Let's be fair, Git is facing a gigantic use-base, change of this scale will be tectonic no matter which approach taken (explicit convert or transparent dual). I guess/hope, they are weighing their options. Then, there're third-party tools relying in differing ways upon Git's (or libgit2) output.

Even with Fossil's easy way, some users did experience hickups (old binary working with a new repo).

But, Git's huge advantage is that the issues might prioritize themselves due to sheer volume, and just as large army of eager devs should be able to tackle them sooner than later. Good luck!

(11) By Stephan Beal (stephan) on 2020-02-05 07:28:29 in reply to 10 [link] [source]

Let's be fair, Git is facing a gigantic use-base, change of this scale will be tectonic no matter which approach taken

That's absolutely true and i do not for a moment envy their scale, nor the wide-scale collateral fallout in toolchains based on git.

But, Git's huge advantage is that the issues might prioritize themselves due to sheer volume, and just as large army of eager devs should be able to tackle them sooner than later.

And i do wish them all the best in that effort, but suspect that this is a case of "too many chefs would spoil the brew." This is a type of problem in which Strong Opinions are voiced for/against any given algorithm and much time is spent bickering and bikeshedding. Having a single project lead, like Fossil does, who simply dives in and Gets it Done bypasses all of that because, though it's often entertaining to endlessly debate the merits and downsides of algorithms X, Y, and Z (admittedly, bikeshedding is practically my second hobby), few people are willing to argue against real, working code.

(8) By Warren Young (wyoung) on 2020-02-04 19:05:28 in reply to 1 [link] [source]

The timing of this move is probably relevant, with the SHAmbles attack being only about a month old now. We've been predicting that SHA-1 would become increasingly unreliable since SHAttered.

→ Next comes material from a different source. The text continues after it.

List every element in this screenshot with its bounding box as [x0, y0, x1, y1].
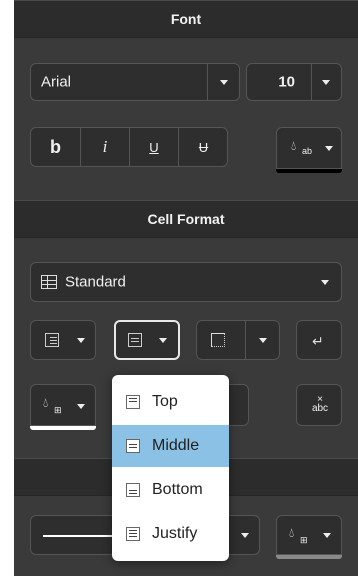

I'm not enough of a cryptographer to go saying SHA-1 is dead, but there's plenty of tea leaves for the likes of me to read.

For one thing, all of the major X.509 certificate producers and consumers have been recommending that SHA-1 not be used for signing TLS certs for quite some time.

Blockchain applications are quite a different thing, but it's probably only a matter of time before someone shows a way to forge a Git commit cheaply enough to be worthwhile for some projects.